"Nach den starken Schwankungen der vergangenen Tage sind die Börsen wieder einmal auf Richtungssuche", sagte Portfolio-Manager Thomas Altmann vom Vermögensberater QC Partners. "Es fehlen die Käufer, die den Markt weiter nach oben treiben. Gleichzeitig gibt es aber auch nicht viele Verkäufer, die stärkere Verluste auslösen könnten."

Die Europäische Zentralbank (EZB) habe den Börsen den erhofften Rückenwind auch nicht geliefert, sagte Milan Cutkovic vom Brokerhaus AxiTrader. "EZB-Präsidentin Christine Lagarde zeigte sich zurückhaltend und stellte keine neuen geldpolitischen Maßnahmen in Aussicht." Dies gab dem Euro weiter Auftrieb, der sich auf 1,1851 Dollar verteuerte.

BREXIT-VERHANDLUNGEN STEHEN AUF DER KIPPE


Nervös machte Investoren die harte Haltung der britischen Regierung, die den Brexit-Vertrag in Teilen aushebeln will.
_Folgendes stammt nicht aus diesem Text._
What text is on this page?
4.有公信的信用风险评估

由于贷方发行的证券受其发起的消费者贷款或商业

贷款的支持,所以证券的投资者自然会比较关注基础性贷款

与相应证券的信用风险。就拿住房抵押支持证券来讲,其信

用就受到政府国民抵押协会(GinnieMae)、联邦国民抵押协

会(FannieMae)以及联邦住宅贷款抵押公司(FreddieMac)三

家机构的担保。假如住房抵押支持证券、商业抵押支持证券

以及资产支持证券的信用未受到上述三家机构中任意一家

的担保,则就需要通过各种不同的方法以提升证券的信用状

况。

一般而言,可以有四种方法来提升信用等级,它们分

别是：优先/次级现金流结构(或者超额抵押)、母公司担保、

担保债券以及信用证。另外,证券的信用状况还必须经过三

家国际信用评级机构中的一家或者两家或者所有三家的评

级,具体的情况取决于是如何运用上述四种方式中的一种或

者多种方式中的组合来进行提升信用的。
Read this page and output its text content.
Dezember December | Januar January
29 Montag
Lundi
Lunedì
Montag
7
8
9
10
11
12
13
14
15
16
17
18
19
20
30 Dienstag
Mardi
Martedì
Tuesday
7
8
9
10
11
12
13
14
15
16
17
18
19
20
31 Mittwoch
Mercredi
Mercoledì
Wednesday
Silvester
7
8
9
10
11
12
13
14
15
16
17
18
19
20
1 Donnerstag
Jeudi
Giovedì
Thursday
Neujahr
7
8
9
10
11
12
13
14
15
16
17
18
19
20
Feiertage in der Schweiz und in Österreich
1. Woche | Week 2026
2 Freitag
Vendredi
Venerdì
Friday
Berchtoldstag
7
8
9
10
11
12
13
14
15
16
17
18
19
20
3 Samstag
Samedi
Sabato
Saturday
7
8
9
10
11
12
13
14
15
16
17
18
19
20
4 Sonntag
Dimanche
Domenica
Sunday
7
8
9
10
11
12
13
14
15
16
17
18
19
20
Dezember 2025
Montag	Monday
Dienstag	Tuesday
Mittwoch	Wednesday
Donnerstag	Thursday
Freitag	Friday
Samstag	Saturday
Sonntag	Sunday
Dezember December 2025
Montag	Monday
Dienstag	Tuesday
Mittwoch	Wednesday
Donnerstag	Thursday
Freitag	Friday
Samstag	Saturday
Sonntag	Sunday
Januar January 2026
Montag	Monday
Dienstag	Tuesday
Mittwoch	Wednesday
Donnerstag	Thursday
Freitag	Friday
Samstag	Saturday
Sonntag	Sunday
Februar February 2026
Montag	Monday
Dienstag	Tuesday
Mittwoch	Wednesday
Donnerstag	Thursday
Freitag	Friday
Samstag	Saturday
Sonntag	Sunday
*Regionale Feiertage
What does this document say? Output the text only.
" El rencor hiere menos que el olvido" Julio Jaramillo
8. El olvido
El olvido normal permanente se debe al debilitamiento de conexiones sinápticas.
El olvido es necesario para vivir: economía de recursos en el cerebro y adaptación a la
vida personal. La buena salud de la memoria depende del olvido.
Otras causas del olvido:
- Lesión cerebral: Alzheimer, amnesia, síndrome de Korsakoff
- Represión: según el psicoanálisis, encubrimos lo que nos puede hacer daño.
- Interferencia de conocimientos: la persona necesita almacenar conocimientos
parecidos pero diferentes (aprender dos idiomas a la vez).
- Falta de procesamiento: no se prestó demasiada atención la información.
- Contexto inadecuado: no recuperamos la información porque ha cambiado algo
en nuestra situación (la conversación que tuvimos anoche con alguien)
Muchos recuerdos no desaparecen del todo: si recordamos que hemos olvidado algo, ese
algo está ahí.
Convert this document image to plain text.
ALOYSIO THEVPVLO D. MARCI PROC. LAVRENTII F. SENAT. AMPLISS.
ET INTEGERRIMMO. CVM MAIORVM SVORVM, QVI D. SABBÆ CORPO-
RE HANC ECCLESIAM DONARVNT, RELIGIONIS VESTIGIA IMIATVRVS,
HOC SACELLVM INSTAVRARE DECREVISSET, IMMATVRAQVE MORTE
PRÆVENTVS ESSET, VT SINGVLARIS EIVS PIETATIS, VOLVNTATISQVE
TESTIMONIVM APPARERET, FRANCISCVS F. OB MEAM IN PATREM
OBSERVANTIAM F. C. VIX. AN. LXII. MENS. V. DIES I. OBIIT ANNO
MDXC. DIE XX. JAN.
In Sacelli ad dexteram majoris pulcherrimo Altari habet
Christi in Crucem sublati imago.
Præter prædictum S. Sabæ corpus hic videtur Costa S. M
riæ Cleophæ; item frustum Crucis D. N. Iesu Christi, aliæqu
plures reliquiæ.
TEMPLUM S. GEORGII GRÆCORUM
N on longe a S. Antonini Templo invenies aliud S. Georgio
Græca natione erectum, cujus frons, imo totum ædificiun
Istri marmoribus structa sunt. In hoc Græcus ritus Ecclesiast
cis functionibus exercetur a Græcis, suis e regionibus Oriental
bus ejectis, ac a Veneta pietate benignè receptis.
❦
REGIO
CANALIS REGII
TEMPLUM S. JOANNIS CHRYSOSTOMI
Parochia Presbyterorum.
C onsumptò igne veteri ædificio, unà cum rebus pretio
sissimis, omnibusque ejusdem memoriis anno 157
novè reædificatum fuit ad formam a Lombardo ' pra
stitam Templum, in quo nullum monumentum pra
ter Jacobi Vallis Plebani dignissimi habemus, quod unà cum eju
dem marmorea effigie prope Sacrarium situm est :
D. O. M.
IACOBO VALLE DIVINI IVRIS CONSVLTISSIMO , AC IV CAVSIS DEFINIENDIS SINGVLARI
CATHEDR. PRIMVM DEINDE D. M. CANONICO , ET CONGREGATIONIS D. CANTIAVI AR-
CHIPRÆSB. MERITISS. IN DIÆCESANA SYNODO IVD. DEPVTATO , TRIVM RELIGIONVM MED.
Wegen der verfahrenen Situation seien Prognosen über den Ausgang der Verhandlungen über die künftigen Beziehungen zwischen Großbritannien und der EU schwierig, sagte LBBW-Analyst Andreas Heinemann. "Lediglich das Risiko eines 'Hard Brexit' nach Ende der bis Jahresende gehenden Übergangsphase zeichnet sich immer deutlicher ab."

Ohne eine Einigung bis zum Jahresende droht ein ungeordneter Ausstieg Großbritanniens aus der EU, der Experten zufolge die Wirtschaft beiderseits des Ärmelkanals belasten würde. Das Pfund Sterling stabilisierte sich nach dem Ausverkauf vom Donnerstag und kostete 1,2830 Dollar.

Erneut abwärts ging es dagegen für den Ölpreis. Die Sorte Brent aus der Nordsee büßte 0,3 Prozent auf 39,92 Dollar je Barrel (159 Liter) ein. Der überraschende Anstieg der US-Lagerbestände schüre die Furcht vor einer wieder fallenden Nachfrage durch die Coronavirus-Pandemie, sagte Analyst Jeffrey Halley vom Brokerhaus Oanda.

GROSSAKTIONÄR THIELE VERSILBERT KNORR-BREMSE-ANTEILE


Bei den deutschen Aktienwerten rückte Knorr-Bremse ins Rampenlicht. Die Aktien des Auto- und Bahn-Zulieferers fielen zeitweise um fast neun Prozent auf 99,58 Euro, nachdem Mehrheitsaktionär Heinz Herrmann Thiele zehn Millionen Anteilsscheine zu je 100 Euro verkauft hatte.

In Amsterdam stiegen die Titel von Altice dagegen um bis zu 27 Prozent auf 4,22 Euro und steuerten auf den größten Tagesgewinn seit zweieinhalb Jahren zu. Firmengründer Patrick Drahi bietet den übrigen Eignern der Kabelfirma 4,11 Euro je Aktie und will das Unternehmen von der Börse nehmen.

Für Kursfantasie sorgte das Buhlen um den italienischen Börsenbetreiber durch den pan-europäischen Konkurrenten Euronext. "Die Borsa Italiana bietet Euronext die dringend benötigte Größenordnung und strategisch wichtige Produktmöglichkeiten, einschließlich Clearing und elektronischem Handel mit festverzinslichen Wertpapieren", urteilten die Analysten von Jefferies. Euronext-Papiere gewannen 1,8 Prozent.